生成AIとアウトソーシングで「属人化」を打破。
内部監査の領域において、IT化と標準化は喫緊の課題です。依然として多くの日本企業では業務が属人化しており、担当者ごとに手方が異なるケースも少なくありません。各担当者が独自にカスタマイズした運用を続けることは、コストの増大を招くだけでなく、組織としての透明性も損なうリスクがあります。このような状況を改善するために、生成AIなどを積極的に活用し、業務の効率化を推進していきたいと考えています。最新テクノロジーによって形式的な作業から解放されることで、本来あるべき「価値を生む監査」が実現できるはずです。
また、外部専門家への「アウトソーシング」を文化として定着させることも大きな目標です。現在、専門知識が十分でない担当者が手探りで評価業務などを行っているケースが散見されます。経理や人事が外部リソースを活用するように、内部監査も専門家の知見を定期的・継続的に取り入れる体制が標準化されるべきです。外部の客観的な視点を入れることは、自社では気づけない強みや課題を明確にする大きな利点となります。

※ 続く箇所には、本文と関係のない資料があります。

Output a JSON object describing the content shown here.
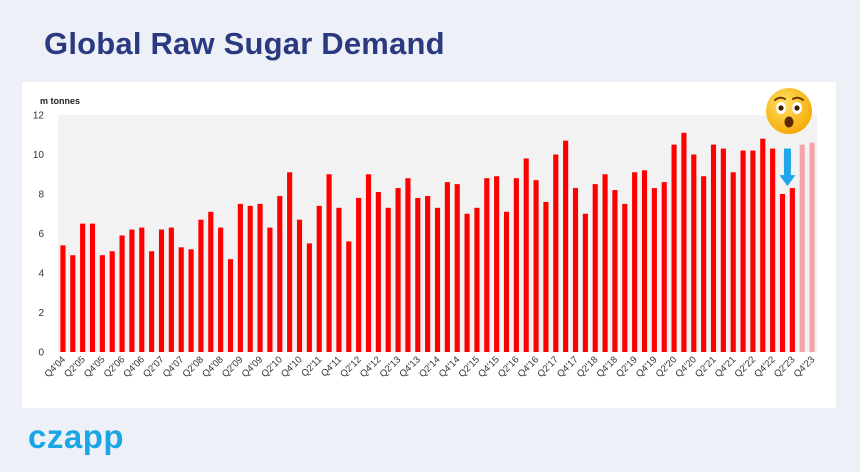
{
  "page": {
    "title": "Global Raw Sugar Demand",
    "brand": "czapp"
  },
  "colors": {
    "title": "#2b3a80",
    "bar": "#ff0000",
    "forecast_bar": "#f4a3a8",
    "plot_bg": "#f2f2f2",
    "arrow": "#1ea7e8",
    "brand": "#1aa5e5"
  },
  "icons": {
    "emoji": "astonished-face-icon",
    "arrow": "down-arrow-icon"
  },
  "chart_data": {
    "type": "bar",
    "title": "",
    "ylabel": "m tonnes",
    "xlabel": "",
    "ylim": [
      0,
      12
    ],
    "yticks": [
      0,
      2,
      4,
      6,
      8,
      10,
      12
    ],
    "grid": false,
    "legend": "none",
    "categories": [
      "Q4'04",
      "Q1'05",
      "Q2'05",
      "Q3'05",
      "Q4'05",
      "Q1'06",
      "Q2'06",
      "Q3'06",
      "Q4'06",
      "Q1'07",
      "Q2'07",
      "Q3'07",
      "Q4'07",
      "Q1'08",
      "Q2'08",
      "Q3'08",
      "Q4'08",
      "Q1'09",
      "Q2'09",
      "Q3'09",
      "Q4'09",
      "Q1'10",
      "Q2'10",
      "Q3'10",
      "Q4'10",
      "Q1'11",
      "Q2'11",
      "Q3'11",
      "Q4'11",
      "Q1'12",
      "Q2'12",
      "Q3'12",
      "Q4'12",
      "Q1'13",
      "Q2'13",
      "Q3'13",
      "Q4'13",
      "Q1'14",
      "Q2'14",
      "Q3'14",
      "Q4'14",
      "Q1'15",
      "Q2'15",
      "Q3'15",
      "Q4'15",
      "Q1'16",
      "Q2'16",
      "Q3'16",
      "Q4'16",
      "Q1'17",
      "Q2'17",
      "Q3'17",
      "Q4'17",
      "Q1'18",
      "Q2'18",
      "Q3'18",
      "Q4'18",
      "Q1'19",
      "Q2'19",
      "Q3'19",
      "Q4'19",
      "Q1'20",
      "Q2'20",
      "Q3'20",
      "Q4'20",
      "Q1'21",
      "Q2'21",
      "Q3'21",
      "Q4'21",
      "Q1'22",
      "Q2'22",
      "Q3'22",
      "Q4'22",
      "Q1'23",
      "Q2'23",
      "Q3'23",
      "Q4'23"
    ],
    "visible_tick_labels": [
      "Q4'04",
      "Q2'05",
      "Q4'05",
      "Q2'06",
      "Q4'06",
      "Q2'07",
      "Q4'07",
      "Q2'08",
      "Q4'08",
      "Q2'09",
      "Q4'09",
      "Q2'10",
      "Q4'10",
      "Q2'11",
      "Q4'11",
      "Q2'12",
      "Q4'12",
      "Q2'13",
      "Q4'13",
      "Q2'14",
      "Q4'14",
      "Q2'15",
      "Q4'15",
      "Q2'16",
      "Q4'16",
      "Q2'17",
      "Q4'17",
      "Q2'18",
      "Q4'18",
      "Q2'19",
      "Q4'19",
      "Q2'20",
      "Q4'20",
      "Q2'21",
      "Q4'21",
      "Q2'22",
      "Q4'22",
      "Q2'23",
      "Q4'23"
    ],
    "values": [
      5.4,
      4.9,
      6.5,
      6.5,
      4.9,
      5.1,
      5.9,
      6.2,
      6.3,
      5.1,
      6.2,
      6.3,
      5.3,
      5.2,
      6.7,
      7.1,
      6.3,
      4.7,
      7.5,
      7.4,
      7.5,
      6.3,
      7.9,
      9.1,
      6.7,
      5.5,
      7.4,
      9.0,
      7.3,
      5.6,
      7.8,
      9.0,
      8.1,
      7.3,
      8.3,
      8.8,
      7.8,
      7.9,
      7.3,
      8.6,
      8.5,
      7.0,
      7.3,
      8.8,
      8.9,
      7.1,
      8.8,
      9.8,
      8.7,
      7.6,
      10.0,
      10.7,
      8.3,
      7.0,
      8.5,
      9.0,
      8.2,
      7.5,
      9.1,
      9.2,
      8.3,
      8.6,
      10.5,
      11.1,
      10.0,
      8.9,
      10.5,
      10.3,
      9.1,
      10.2,
      10.2,
      10.8,
      10.3,
      8.0,
      8.3,
      10.5,
      10.6
    ],
    "forecast_start_index": 75,
    "annotation": {
      "type": "down-arrow",
      "from_value": 10.3,
      "to_value": 8.4,
      "at_category": "Q2'23"
    }
  }
}
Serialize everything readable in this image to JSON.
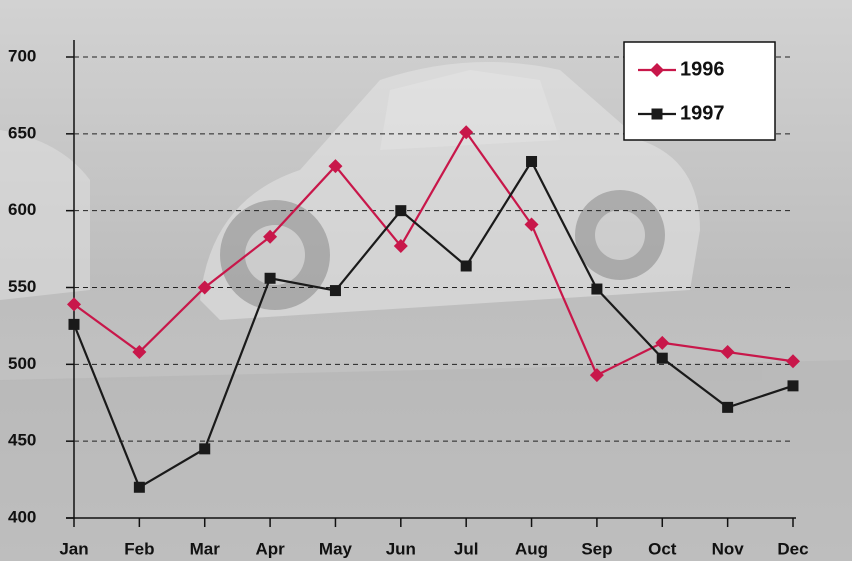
{
  "chart_data": {
    "type": "line",
    "categories": [
      "Jan",
      "Feb",
      "Mar",
      "Apr",
      "May",
      "Jun",
      "Jul",
      "Aug",
      "Sep",
      "Oct",
      "Nov",
      "Dec"
    ],
    "series": [
      {
        "name": "1996",
        "color": "#c8174a",
        "marker": "diamond",
        "values": [
          539,
          508,
          550,
          583,
          629,
          577,
          651,
          591,
          493,
          514,
          508,
          502
        ]
      },
      {
        "name": "1997",
        "color": "#1a1a1a",
        "marker": "square",
        "values": [
          526,
          420,
          445,
          556,
          548,
          600,
          564,
          632,
          549,
          504,
          472,
          486
        ]
      }
    ],
    "ylim": [
      400,
      700
    ],
    "yticks": [
      400,
      450,
      500,
      550,
      600,
      650,
      700
    ],
    "grid": true,
    "legend": "upper right"
  }
}
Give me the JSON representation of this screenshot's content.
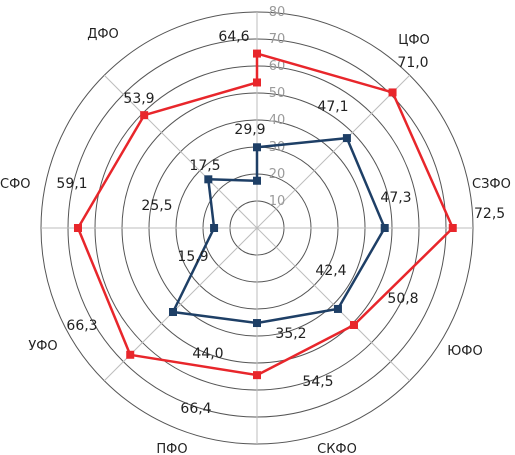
{
  "chart_data": {
    "type": "radar",
    "categories": [
      "ЦФО",
      "СЗФО",
      "ЮФО",
      "СКФО",
      "ПФО",
      "УФО",
      "СФО",
      "ДФО"
    ],
    "series": [
      {
        "values": [
          71.0,
          72.5,
          50.8,
          54.5,
          66.4,
          66.3,
          59.1,
          53.9
        ],
        "labels": [
          "71,0",
          "72,5",
          "50,8",
          "54,5",
          "66,4",
          "66,3",
          "59,1",
          "53,9"
        ],
        "color": "#e8262b"
      },
      {
        "values": [
          47.1,
          47.3,
          42.4,
          35.2,
          44.0,
          15.9,
          25.5,
          17.5
        ],
        "labels": [
          "47,1",
          "47,3",
          "42,4",
          "35,2",
          "44,0",
          "15,9",
          "25,5",
          "17,5"
        ],
        "color": "#1e3f66"
      }
    ],
    "center_values": [
      64.6,
      29.9
    ],
    "center_labels": [
      "64,6",
      "29,9"
    ],
    "r_ticks": [
      "10",
      "20",
      "30",
      "40",
      "50",
      "60",
      "70",
      "80"
    ],
    "r_range": [
      0,
      80
    ],
    "grid": true,
    "grid_color": "#555555",
    "tick_color": "#9a9a9a"
  }
}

内部統制は企業経営の根幹を支える重要な役割を担っています。2008年のJ-SOX導入以降、その重要性は広く認知されるようになりました。以前はベテラン社員が担う印象が強かった分野ですが、最近では志の高い若手社員が配属され、専門資格の取得に励む方も増えています。内部監査は、企業の成長と共にまだまだ進化できる分野だと確信しています。

コントロールソリューションズ株式会社 https://www.c-solutions.jp/
代表取締役社長、公認会計士・税理士・公認システム監査人
佐々野 未知
■略歴
上智大学経済学部卒業後、KPMGニューヨーク事務所やあずさ監査法人マネージャー職を経て2006年に独立。公認会計士、税理士、公認システム監査人の資格を保有。J-SOX施行前から米国での実務経験を活かし、内部統制・内部監査・リスクマネジメント支援の第一線で活躍を続ける。現在は複数の上場企業で社外取締役も務め、経営的な視点から組織のガバナンス強化に尽力している。